Those who exercised 45 minutes a session, three to five times per week got the most mental health benefit

CNN  — 

The benefits of exercise are widely known: it helps you live longer and lowers risk of heart disease, stroke and diabetes. A new study published Wednesday in The Lancet Psychiatry journal suggests that when done in moderation, it leads to better mental health as well.

The researchers analyzed responses from 1.2 million adults in the United States taken from a US Centers for Disease Control and Prevention survey given in 2011, 2013 and 2015. The average number of days of poor mental health per person in the past month was around 3.4, according to the study.

Those who reported exercising had about 1.5, or 43%, fewer days of “bad self-reported mental health” in the past month compared to those who did not exercise. Poor mental health was reported in the study as stress, depression and trouble with emotions.

“I think in comparison to all other treatments, when a patient successfully exercises at the right dose, there is a sense of self-efficacy and confidence that the patient develops that is absolutely also a remarkably positive thing,” said Dr. Madhukar Trivedi, Director of the Center for Depression Research and Clinical Care at the Peter O’Donnell Jr. Brain Institute at UT Southwestern Medical Center in Dallas. He was not involved with the study but recently published a paper in JAMA Psychiatry linking midlife fitness with lower risk of depression.

“I think it’s a huge deal,” said Adam Chekroud, an author of the study and Assistant Professor of Psychiatry at Yale University. “Even just walking just three times a week seems to give people better mental health than not exercising at all. I think from a public health perspective, it’s pretty important because it shows that we can have the potential for having a pretty big impact on mental health for a lot of people.”

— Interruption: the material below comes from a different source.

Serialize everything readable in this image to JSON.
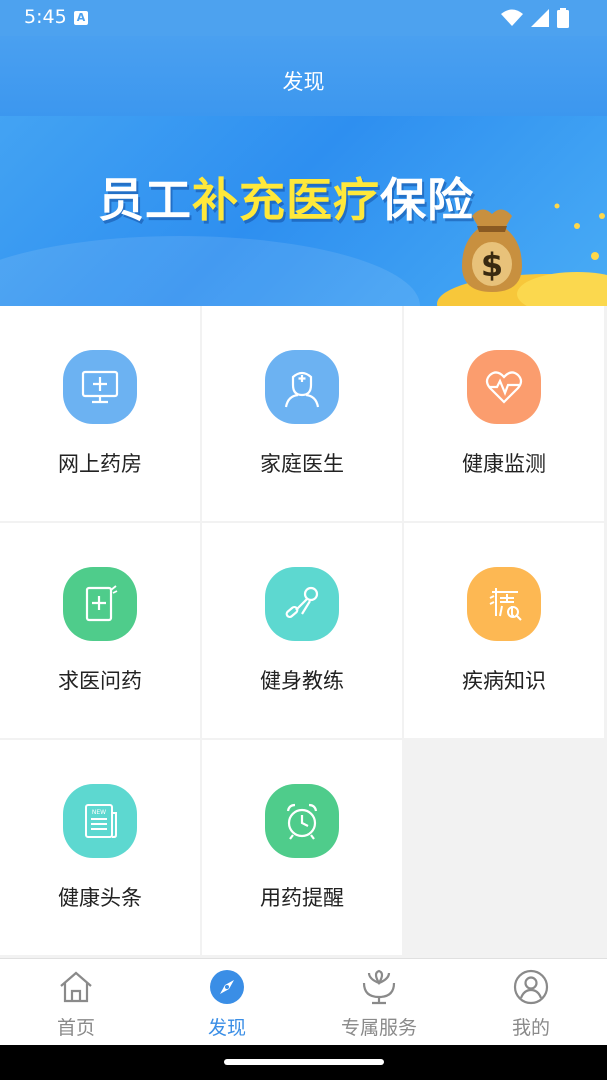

The sweet spot for exercising was found to be 45-minute sessions three to five times a week. There wasn’t a big difference in benefit for exercising beyond 90 minutes in a session – until one hit the three-hour mark. After that, there appeared to be worse mental health associated with those people compared to others who did not exercise at all.

“I think it makes sense,” Chekroud said. “If you’re not exercising enough, perhaps that’s not giving you the biological aspect of exercise, maybe you’re not putting your body through the intensity and through the changes that it needs to stimulate those biological changes in the brain. And on the high end, anecdotally we hear a lot about people who get addicted to exercise or maybe you’re kind of running yourself into the ground.”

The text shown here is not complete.